Perihal Surat Gubernur yang Menunjuk Nanang Ermanto !

#kacamatamasjun

Oleh: Muhmmad Junaidi, SH*

Setelah beberapa malam yang lalu, kami selesai berdiskusi dengan kesimpulan “Bolehkah dalam satu masa tertentu dalam satu kabupaten ada 2 Bupati? ”, tadi pagi tiba-tiba kawan saya yang S1 di Pulau Jawa itu datang ke rumah saya, agaknya beliau ini tipe manusia yang punya rasa ingin tahu yang sangat besar.

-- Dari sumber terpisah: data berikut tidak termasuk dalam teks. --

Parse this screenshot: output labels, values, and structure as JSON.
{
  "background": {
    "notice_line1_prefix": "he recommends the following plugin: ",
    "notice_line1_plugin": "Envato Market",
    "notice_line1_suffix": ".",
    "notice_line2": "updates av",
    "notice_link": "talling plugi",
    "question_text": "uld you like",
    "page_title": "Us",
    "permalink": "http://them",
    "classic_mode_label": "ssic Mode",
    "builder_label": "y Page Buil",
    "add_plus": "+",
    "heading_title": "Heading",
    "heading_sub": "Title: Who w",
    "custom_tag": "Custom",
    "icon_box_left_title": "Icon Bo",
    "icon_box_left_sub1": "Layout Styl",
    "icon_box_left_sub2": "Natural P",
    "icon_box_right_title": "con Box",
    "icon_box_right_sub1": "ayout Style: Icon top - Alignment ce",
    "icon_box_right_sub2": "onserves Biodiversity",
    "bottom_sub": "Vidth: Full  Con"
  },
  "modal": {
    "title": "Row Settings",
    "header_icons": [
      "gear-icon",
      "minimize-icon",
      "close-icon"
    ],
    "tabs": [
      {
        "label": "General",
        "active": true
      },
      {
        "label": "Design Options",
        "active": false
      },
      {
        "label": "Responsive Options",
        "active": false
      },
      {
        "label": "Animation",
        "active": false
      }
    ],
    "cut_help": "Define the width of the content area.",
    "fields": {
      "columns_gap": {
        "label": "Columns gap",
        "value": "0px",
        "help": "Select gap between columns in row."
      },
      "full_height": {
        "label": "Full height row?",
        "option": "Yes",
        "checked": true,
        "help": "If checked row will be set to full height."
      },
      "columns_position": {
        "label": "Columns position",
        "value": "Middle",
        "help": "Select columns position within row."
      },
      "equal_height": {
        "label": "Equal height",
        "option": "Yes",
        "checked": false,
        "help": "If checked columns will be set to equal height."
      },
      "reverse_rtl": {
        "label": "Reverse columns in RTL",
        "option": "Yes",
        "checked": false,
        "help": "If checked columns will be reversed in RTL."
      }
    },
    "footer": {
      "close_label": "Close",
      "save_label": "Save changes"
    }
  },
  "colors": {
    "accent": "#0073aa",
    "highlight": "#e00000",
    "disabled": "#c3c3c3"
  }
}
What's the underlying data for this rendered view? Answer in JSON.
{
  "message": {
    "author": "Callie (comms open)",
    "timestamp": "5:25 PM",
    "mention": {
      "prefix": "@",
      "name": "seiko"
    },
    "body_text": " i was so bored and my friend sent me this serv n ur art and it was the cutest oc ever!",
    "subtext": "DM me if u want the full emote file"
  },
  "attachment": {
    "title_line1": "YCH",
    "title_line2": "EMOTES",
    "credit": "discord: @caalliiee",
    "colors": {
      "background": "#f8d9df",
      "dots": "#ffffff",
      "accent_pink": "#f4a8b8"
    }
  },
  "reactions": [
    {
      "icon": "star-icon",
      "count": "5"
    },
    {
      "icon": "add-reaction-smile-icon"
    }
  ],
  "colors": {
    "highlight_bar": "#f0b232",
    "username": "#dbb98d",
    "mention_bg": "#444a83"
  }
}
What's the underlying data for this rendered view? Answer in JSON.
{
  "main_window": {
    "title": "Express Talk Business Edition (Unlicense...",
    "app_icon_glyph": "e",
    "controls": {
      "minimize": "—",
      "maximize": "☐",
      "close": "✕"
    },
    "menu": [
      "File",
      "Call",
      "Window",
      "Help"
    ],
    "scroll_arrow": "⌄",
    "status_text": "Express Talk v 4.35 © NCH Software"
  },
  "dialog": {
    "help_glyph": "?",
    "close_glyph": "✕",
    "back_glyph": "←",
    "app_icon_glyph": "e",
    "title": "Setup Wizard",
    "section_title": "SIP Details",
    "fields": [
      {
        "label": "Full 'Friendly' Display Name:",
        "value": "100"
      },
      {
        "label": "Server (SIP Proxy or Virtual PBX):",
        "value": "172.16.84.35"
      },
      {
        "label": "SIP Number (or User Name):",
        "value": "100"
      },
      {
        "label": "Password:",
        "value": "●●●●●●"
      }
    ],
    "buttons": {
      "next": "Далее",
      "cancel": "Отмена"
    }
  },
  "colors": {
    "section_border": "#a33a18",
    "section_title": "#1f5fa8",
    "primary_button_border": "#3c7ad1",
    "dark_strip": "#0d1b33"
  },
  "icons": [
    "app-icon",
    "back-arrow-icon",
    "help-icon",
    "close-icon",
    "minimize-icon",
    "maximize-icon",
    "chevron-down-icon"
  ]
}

“Assalamualaikum Bung Adi,” sapanya pada saya, yang masih dalam keadaan bersarung dan hanya mengenakan singlet, maklum saya tak tahu dia akan tiba-tiba datang di pagi ini.

“Waalaikumsalam brader, untung saya udah bangun, kalo enggak malu juga jam segini masih ngelindur ha ha ha,” jawab saya sembari bercanda.

“Sory bung, saya pagi-pagi mau numpang ngopi, sekalian saya mau kasih tau juga, kemarin saya dapat kiriman pendapat, menurut saya ada benarnya juga pendapat itu bung,” ia memulai topik pembahasan.

“Oh ya.., gimana pendapatnya brader,“. tanya saya padanya.

Ia kemudian menjelaskan dan saya mendengarkan secara seksama dan dalam keadaan yang biasa-biasa saja.

“Gini bung dikatakan bahwa secara de jure wakil bupati itu sudah pernah dilantik pada awal jabatannya sebagai wakil dan menurut UU ia menjalankan tugas-tugas sebagai bupati selanjutnya ketika bupati berhalangan tetap karena proses hukum dalam hal ini ditahan.

Gubernur sebagai perwakilan pemerintah pusat menerbitkan SK kepada wakil bupati untuk menjalankan tugas-tugas bupati supaya tidak terjadi kekosongan pemerintah dan hukum administrasi pemerintahan daerah dimana Bupati itu bertugas.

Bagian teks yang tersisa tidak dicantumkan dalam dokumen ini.